Another time, in a long ago incarnation of me, I was again not at my best. I was young and new to St. Louis. I was taking classes and working full time, and was very fragile and bruised by life in general. One morning I was particularly overwhelmed in class. I had cut my hand very badly the night before, didn’t have health insurance to get it stitched up, and was having the damnedest time. It didn’t help that I had a manual transmission, and driving itself seemed like too much to handle. One fellow from the class came up to me as I was trying to juggle my books and get to my car. He asked me what the problem was, looked at the bandage job my friends and I had done and asked if I needed to go to the doctor. I told him no, I that didn’t have health insurance. He said, “You really need to get that looked at, I’ll drive you.” His unexpected kindness undid my defenses. He drove me to a doc-in-the-box, ran me around town and generally took care of me that day. I ended up getting stitches; we ended up friends. Several times he just swooped in for no reason and did very kind things for me. He made a huge difference in my life time and again. I doubt that he knows how much his actions meant to me, though I have tried to tell him. We’ve become friends, and it is so easy to understand the significance of a friend. But I will always treasure the kindness that he showed before he knew me well, and see that as the measure of him as a person.
I can’t count the number of times a few words shared with a stranger,or a surprise act of kindness, or an anonymous gesture of support have made a difference to me. They have taught me how easy it is to make an impact in the lives of those around us. The smallest acts of kindness can brighten a day. Large gestures aren’t necessary to lift someone out of a painful rut.
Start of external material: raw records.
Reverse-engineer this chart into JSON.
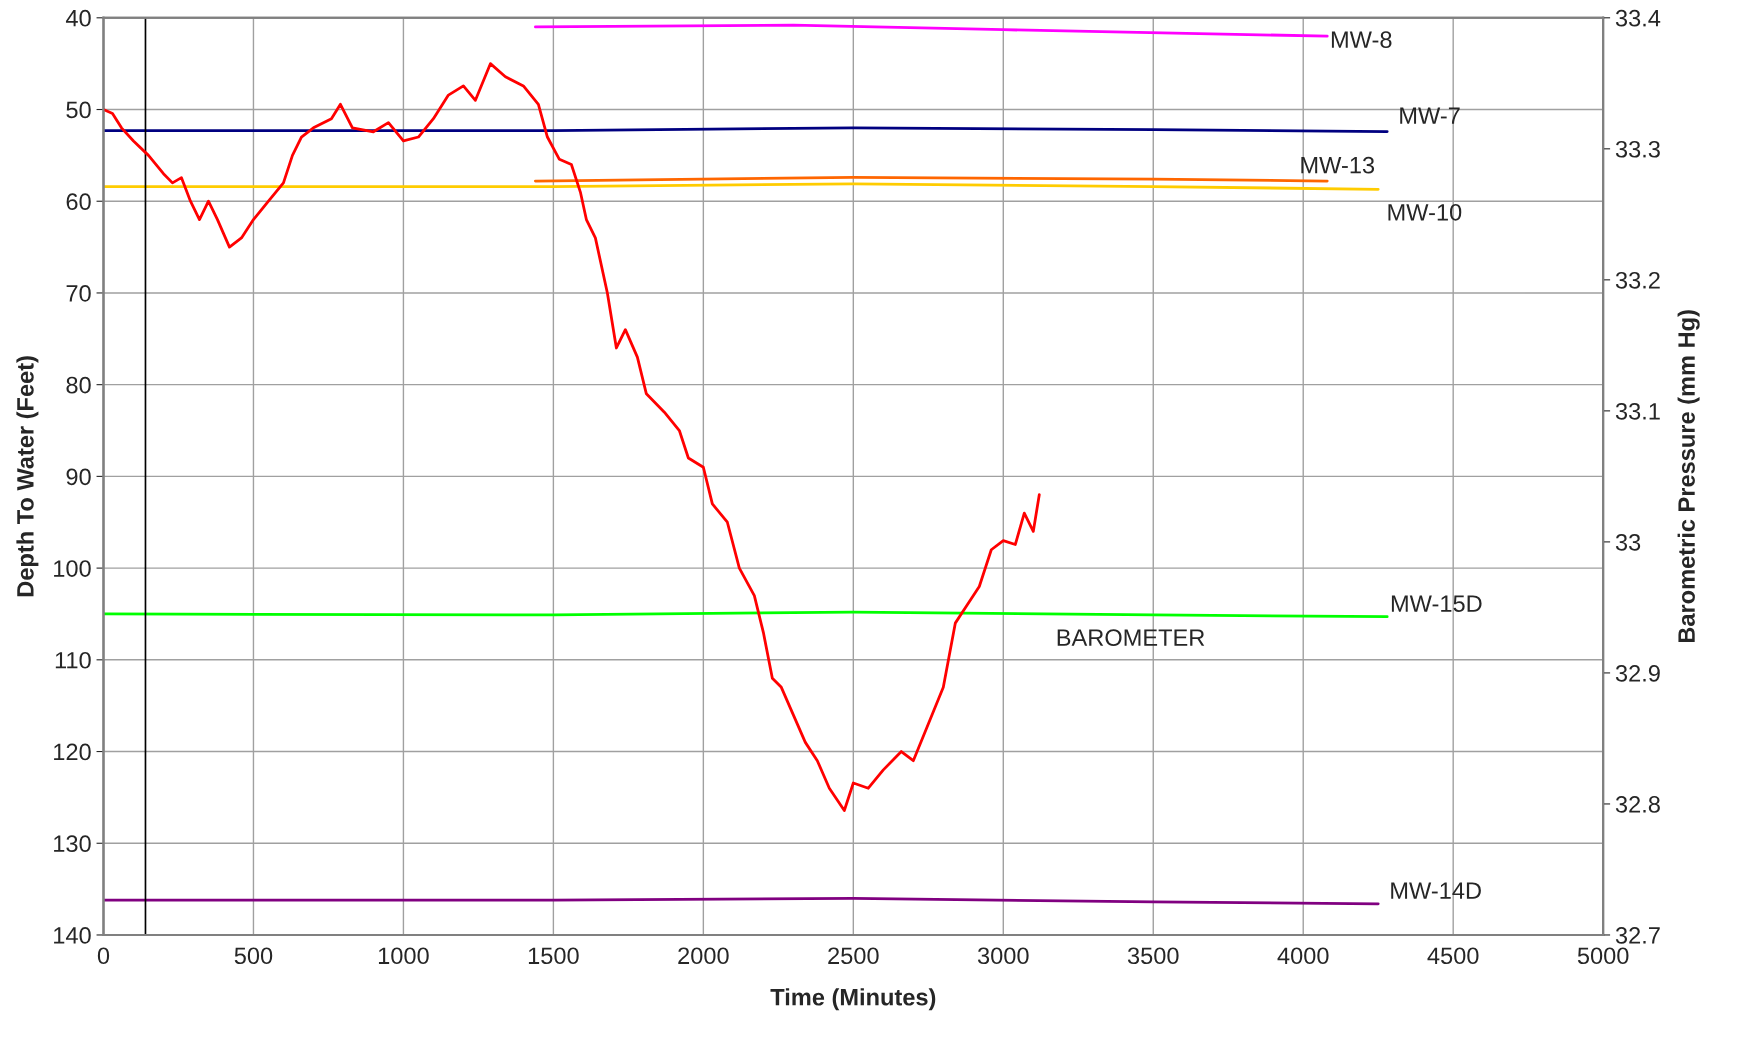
{
  "chart_data": {
    "type": "line",
    "xlabel": "Time (Minutes)",
    "ylabel": "Depth To Water (Feet)",
    "y2label": "Barometric Pressure (mm Hg)",
    "xlim": [
      0,
      5000
    ],
    "xticks": [
      0,
      500,
      1000,
      1500,
      2000,
      2500,
      3000,
      3500,
      4000,
      4500,
      5000
    ],
    "ylim": [
      140,
      40
    ],
    "yticks": [
      40,
      50,
      60,
      70,
      80,
      90,
      100,
      110,
      120,
      130,
      140
    ],
    "y2lim": [
      32.7,
      33.4
    ],
    "y2ticks": [
      32.7,
      32.8,
      32.9,
      33,
      33.1,
      33.2,
      33.3,
      33.4
    ],
    "grid": true,
    "legend": false,
    "marker": "none",
    "line_style": "solid",
    "ref_lines": [
      {
        "axis": "x",
        "value": 140,
        "color": "#000000"
      }
    ],
    "annotations": [
      "BAROMETER"
    ],
    "series": [
      {
        "name": "MW-8",
        "color": "#ff00ff",
        "x": [
          1440,
          2300,
          3000,
          4080
        ],
        "values": [
          41,
          40.8,
          41.3,
          42
        ]
      },
      {
        "name": "MW-7",
        "color": "#000080",
        "x": [
          0,
          1500,
          2500,
          3500,
          4280
        ],
        "values": [
          52.3,
          52.3,
          52,
          52.2,
          52.4
        ]
      },
      {
        "name": "MW-13",
        "color": "#ff6600",
        "x": [
          1440,
          2500,
          3500,
          4080
        ],
        "values": [
          57.8,
          57.4,
          57.6,
          57.8
        ]
      },
      {
        "name": "MW-10",
        "color": "#ffcc00",
        "x": [
          0,
          1500,
          2500,
          3500,
          4250
        ],
        "values": [
          58.4,
          58.4,
          58.1,
          58.4,
          58.7
        ]
      },
      {
        "name": "MW-15D",
        "color": "#00ff00",
        "x": [
          0,
          1500,
          2500,
          3500,
          4280
        ],
        "values": [
          105,
          105.1,
          104.8,
          105.1,
          105.3
        ]
      },
      {
        "name": "MW-14D",
        "color": "#800080",
        "x": [
          0,
          1500,
          2500,
          3500,
          4250
        ],
        "values": [
          136.2,
          136.2,
          136,
          136.4,
          136.6
        ]
      },
      {
        "color": "#ff0000",
        "axis": "y2",
        "x": [
          0,
          30,
          60,
          100,
          150,
          200,
          230,
          260,
          290,
          320,
          350,
          380,
          420,
          460,
          500,
          550,
          600,
          630,
          660,
          700,
          760,
          790,
          830,
          900,
          950,
          1000,
          1050,
          1100,
          1150,
          1200,
          1240,
          1290,
          1340,
          1400,
          1450,
          1480,
          1520,
          1560,
          1590,
          1610,
          1640,
          1680,
          1710,
          1740,
          1780,
          1810,
          1870,
          1920,
          1950,
          2000,
          2030,
          2080,
          2120,
          2170,
          2200,
          2230,
          2260,
          2300,
          2340,
          2380,
          2420,
          2470,
          2500,
          2550,
          2600,
          2660,
          2700,
          2750,
          2800,
          2840,
          2880,
          2920,
          2960,
          3000,
          3040,
          3070,
          3100,
          3120
        ],
        "values": [
          33.33,
          33.327,
          33.316,
          33.306,
          33.295,
          33.281,
          33.274,
          33.278,
          33.26,
          33.246,
          33.26,
          33.246,
          33.225,
          33.232,
          33.246,
          33.26,
          33.274,
          33.295,
          33.309,
          33.316,
          33.323,
          33.334,
          33.316,
          33.313,
          33.32,
          33.306,
          33.309,
          33.323,
          33.341,
          33.348,
          33.337,
          33.365,
          33.355,
          33.348,
          33.334,
          33.309,
          33.292,
          33.288,
          33.267,
          33.246,
          33.232,
          33.19,
          33.148,
          33.162,
          33.141,
          33.113,
          33.099,
          33.085,
          33.064,
          33.057,
          33.029,
          33.015,
          32.98,
          32.959,
          32.931,
          32.896,
          32.889,
          32.868,
          32.847,
          32.833,
          32.812,
          32.795,
          32.816,
          32.812,
          32.826,
          32.84,
          32.833,
          32.861,
          32.889,
          32.938,
          32.952,
          32.966,
          32.994,
          33.001,
          32.998,
          33.022,
          33.008,
          33.036
        ]
      }
    ]
  }
}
If we see the folks around us as human beings, if we discipline ourselves to look with compassionate eyes we can touch and be touched so easily. It can be hard to reach out to someone you don’t know well, or even to someone you do. Often folks often don’t understand acts of generosity without a return for the giver, even if the gift is only a kind word. And it can feel risky to reach out. It can be just as scary to offer kindness as it is to receive it, but truly wonderful things can grow from the little seeds we sow. Instead of waiting to feel compassion – which is a passive stance, decide to be compassionate. Embracing compassion as a discipline instead of a feeling has helped me act with kindness when I couldn’t before. One acts, instead of reacting, in relation to events or people or feelings. Choosing to act instead of reacting is itself centering and calming. People making that choice in a way that helps to build a world where compassion and kindness are not hoped for but expected – that is the world in which I want to live in. It is the world I choose right now.